Aún con todo esto, Stanley Green nunca le perdió la cara a la causa, y con el tiempo, se convirtió en una figura más y más icónica dentro de la “galería” londinense. Entrevistas en radio, prensa y televisión que ensalzaron su figura hasta tal punto que, tras su muerte, el Oxford Dictionary of National Biography, que recopila las personalidades más importantes de la historia británica, decidió incluirle entre sus páginas. Su obituario, fue así mismo publicado por The Times, The Guardian o The Daily Telegraph, mientras que sus panfletos junto con su famosa pancarta, fueron enviados al Museo de Londres, donde a día de hoy todavía se exhibe la pancarta.

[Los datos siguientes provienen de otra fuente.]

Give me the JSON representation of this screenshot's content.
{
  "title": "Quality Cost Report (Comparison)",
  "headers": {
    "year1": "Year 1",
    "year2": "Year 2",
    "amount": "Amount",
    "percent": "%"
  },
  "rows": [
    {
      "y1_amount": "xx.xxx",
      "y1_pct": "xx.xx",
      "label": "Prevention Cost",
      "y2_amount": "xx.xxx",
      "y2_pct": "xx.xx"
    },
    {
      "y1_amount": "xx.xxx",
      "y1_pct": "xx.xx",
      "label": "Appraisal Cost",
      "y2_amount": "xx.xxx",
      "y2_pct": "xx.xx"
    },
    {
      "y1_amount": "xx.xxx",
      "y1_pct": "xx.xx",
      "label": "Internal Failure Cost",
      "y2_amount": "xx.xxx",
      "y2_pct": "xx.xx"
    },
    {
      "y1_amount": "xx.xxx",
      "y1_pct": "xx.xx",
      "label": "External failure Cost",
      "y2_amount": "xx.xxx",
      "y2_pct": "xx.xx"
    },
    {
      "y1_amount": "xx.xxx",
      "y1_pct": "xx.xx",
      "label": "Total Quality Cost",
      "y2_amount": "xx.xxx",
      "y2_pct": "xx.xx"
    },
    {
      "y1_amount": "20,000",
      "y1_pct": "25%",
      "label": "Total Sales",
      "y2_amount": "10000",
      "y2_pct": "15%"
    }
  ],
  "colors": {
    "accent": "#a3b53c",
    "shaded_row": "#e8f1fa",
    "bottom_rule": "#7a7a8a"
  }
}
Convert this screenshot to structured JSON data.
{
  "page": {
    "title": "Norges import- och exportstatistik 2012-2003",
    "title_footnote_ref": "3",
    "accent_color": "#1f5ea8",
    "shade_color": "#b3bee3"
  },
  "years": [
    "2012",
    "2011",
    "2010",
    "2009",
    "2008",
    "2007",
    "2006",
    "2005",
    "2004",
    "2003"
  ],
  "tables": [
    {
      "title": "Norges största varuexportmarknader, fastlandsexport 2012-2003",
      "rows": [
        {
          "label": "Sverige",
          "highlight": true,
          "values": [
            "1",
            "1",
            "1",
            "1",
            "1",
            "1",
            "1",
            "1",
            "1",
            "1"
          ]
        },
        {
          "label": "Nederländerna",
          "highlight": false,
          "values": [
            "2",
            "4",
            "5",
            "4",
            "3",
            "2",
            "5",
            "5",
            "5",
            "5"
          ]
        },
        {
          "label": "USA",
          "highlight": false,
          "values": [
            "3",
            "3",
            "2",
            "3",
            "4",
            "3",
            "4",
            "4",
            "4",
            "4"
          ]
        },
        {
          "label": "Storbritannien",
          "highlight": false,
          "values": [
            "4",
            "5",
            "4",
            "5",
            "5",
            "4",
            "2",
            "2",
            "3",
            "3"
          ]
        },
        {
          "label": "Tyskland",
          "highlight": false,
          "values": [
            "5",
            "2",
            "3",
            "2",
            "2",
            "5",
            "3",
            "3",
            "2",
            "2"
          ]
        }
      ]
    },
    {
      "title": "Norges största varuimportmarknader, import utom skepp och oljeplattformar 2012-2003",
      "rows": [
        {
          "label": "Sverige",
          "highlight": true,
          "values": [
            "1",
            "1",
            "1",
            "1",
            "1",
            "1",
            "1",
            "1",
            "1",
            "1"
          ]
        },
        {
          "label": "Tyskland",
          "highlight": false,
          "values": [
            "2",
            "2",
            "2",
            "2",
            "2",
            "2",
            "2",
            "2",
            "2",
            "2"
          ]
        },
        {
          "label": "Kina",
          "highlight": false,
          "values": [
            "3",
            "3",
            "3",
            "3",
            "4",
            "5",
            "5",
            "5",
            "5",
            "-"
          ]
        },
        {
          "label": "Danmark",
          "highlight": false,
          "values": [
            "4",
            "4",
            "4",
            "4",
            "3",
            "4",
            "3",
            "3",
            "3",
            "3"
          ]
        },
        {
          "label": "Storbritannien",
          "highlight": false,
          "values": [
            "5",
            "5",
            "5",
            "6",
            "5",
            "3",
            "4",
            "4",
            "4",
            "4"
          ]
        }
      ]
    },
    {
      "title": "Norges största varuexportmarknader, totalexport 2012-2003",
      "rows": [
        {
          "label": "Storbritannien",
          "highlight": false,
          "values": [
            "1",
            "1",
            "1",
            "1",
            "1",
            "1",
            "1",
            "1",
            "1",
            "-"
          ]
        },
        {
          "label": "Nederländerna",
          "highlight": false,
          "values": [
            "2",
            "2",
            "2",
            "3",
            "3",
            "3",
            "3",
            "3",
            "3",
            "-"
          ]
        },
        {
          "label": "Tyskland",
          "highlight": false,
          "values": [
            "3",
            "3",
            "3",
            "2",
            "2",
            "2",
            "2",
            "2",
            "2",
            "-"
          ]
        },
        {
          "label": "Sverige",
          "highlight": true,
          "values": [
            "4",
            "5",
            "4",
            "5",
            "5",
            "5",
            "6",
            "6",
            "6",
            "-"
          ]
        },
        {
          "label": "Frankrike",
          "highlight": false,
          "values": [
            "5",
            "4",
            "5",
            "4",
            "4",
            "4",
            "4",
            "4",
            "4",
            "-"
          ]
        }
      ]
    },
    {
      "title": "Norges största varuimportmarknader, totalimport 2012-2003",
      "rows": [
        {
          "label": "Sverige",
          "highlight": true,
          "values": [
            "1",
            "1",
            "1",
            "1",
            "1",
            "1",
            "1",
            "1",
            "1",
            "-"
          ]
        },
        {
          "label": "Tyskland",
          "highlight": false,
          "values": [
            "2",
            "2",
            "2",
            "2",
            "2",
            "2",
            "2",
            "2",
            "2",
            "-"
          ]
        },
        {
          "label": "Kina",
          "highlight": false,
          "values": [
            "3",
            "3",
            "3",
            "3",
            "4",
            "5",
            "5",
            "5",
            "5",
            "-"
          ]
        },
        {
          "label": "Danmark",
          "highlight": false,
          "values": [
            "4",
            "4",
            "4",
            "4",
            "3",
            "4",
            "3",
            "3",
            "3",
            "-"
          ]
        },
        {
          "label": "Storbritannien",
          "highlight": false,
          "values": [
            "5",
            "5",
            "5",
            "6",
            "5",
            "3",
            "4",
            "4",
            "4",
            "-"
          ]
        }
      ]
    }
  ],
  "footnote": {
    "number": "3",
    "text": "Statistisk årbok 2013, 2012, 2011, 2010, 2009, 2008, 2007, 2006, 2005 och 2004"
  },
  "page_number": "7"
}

La pancarta exhibida en el Museum of London

Un personaje más, pues, de los muchos que abundan en la historia de Londres y que cuenta con una historia de lo más peculiar. En su caso, una vida entregada a un mensaje que nunca llegó a calar en la sociedad inglesa, pero que él defendió hasta que le abandonaron las fuerzas. Una causa defendida con más moral, pues eso, que el Alcoyano.